L’argent, le nerf de la guerre (perdue ?)
Faut voir les chiffres : Meta, c’est 200 milliards de dollars de revenus en 2025. Presque la moitié vient d’Instagram. Si demain un juge oblige à supprimer le scroll infini ou la lecture auto des vidéos, l’audience s’effondre. Et avec elle, les revenus publicitaires. Les investisseurs commencent à transpirer sérieusement. On ne parle plus de simples amendes, mais de forcer ces boîtes à réécrire leur code. Le fétichisme du « code source sacré » est mort. Les juges sont prêts à entrer dans la machine pour tout péter et reconstruire un truc qui ne bousille pas la cervelle des gamins. C’est plus une crise d’image, c’est une lutte pour leur survie. C’est fini les matins calmes ou ils comptaient l’artiche par container entier. Va falloir remettre les mains dans le cambouis. Et fissa en plus !

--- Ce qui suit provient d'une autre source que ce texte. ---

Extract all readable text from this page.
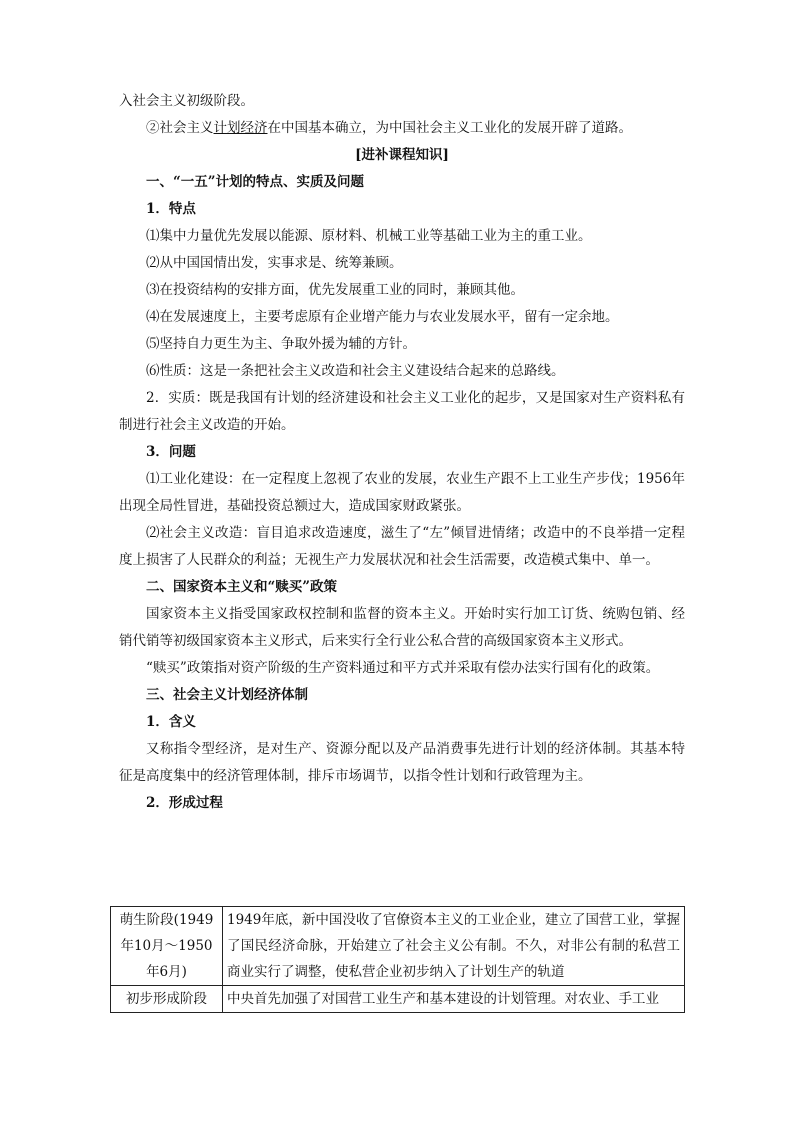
入社会主义初级阶段。

②社会主义计划经济在中国基本确立，为中国社会主义工业化的发展开辟了道路。

[进补课程知识]

一、“一五”计划的特点、实质及问题

1．特点

⑴集中力量优先发展以能源、原材料、机械工业等基础工业为主的重工业。

⑵从中国国情出发，实事求是、统筹兼顾。

⑶在投资结构的安排方面，优先发展重工业的同时，兼顾其他。

⑷在发展速度上，主要考虑原有企业增产能力与农业发展水平，留有一定余地。

⑸坚持自力更生为主、争取外援为辅的方针。

⑹性质：这是一条把社会主义改造和社会主义建设结合起来的总路线。

2．实质：既是我国有计划的经济建设和社会主义工业化的起步，又是国家对生产资料私有制进行社会主义改造的开始。

3．问题

⑴工业化建设：在一定程度上忽视了农业的发展，农业生产跟不上工业生产步伐；1956年出现全局性冒进，基础投资总额过大，造成国家财政紧张。

⑵社会主义改造：盲目追求改造速度，滋生了“左”倾冒进情绪；改造中的不良举措一定程度上损害了人民群众的利益；无视生产力发展状况和社会生活需要，改造模式集中、单一。

二、国家资本主义和“赎买”政策

国家资本主义指受国家政权控制和监督的资本主义。开始时实行加工订货、统购包销、经销代销等初级国家资本主义形式，后来实行全行业公私合营的高级国家资本主义形式。

“赎买”政策指对资产阶级的生产资料通过和平方式并采取有偿办法实行国有化的政策。

三、社会主义计划经济体制

1．含义

又称指令型经济，是对生产、资源分配以及产品消费事先进行计划的经济体制。其基本特征是高度集中的经济管理体制，排斥市场调节，以指令性计划和行政管理为主。

2．形成过程

萌生阶段(1949年10月～1950年6月)	1949年底，新中国没收了官僚资本主义的工业企业，建立了国营工业，掌握了国民经济命脉，开始建立了社会主义公有制。不久，对非公有制的私营工商业实行了调整，使私营企业初步纳入了计划生产的轨道
初步形成阶段	中央首先加强了对国营工业生产和基本建设的计划管理。对农业、手工业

Et vous, avez-vous un avis sur ce sujet qui touche principalement nos enfants ?
FAQ (Foire Aux Questions)
Pourquoi les réseaux sociaux vont-ils payer un max ?
À cause de la requalification juridique de leurs algorithmes en « produits défectueux », ouvrant la voie à des dommages-intérêts massifs pour négligence.
C’est quoi la « guérilla judiciaire » ?
Une offensive coordonnée des familles, des États et des districts scolaires pour forcer la Big Tech à payer pour la crise de santé mentale des jeunes.
L’Europe est-elle aussi sévère ?
Oui, avec le DSA, les amendes peuvent atteindre 6 % du chiffre d’affaires mondial pour « design addictif ».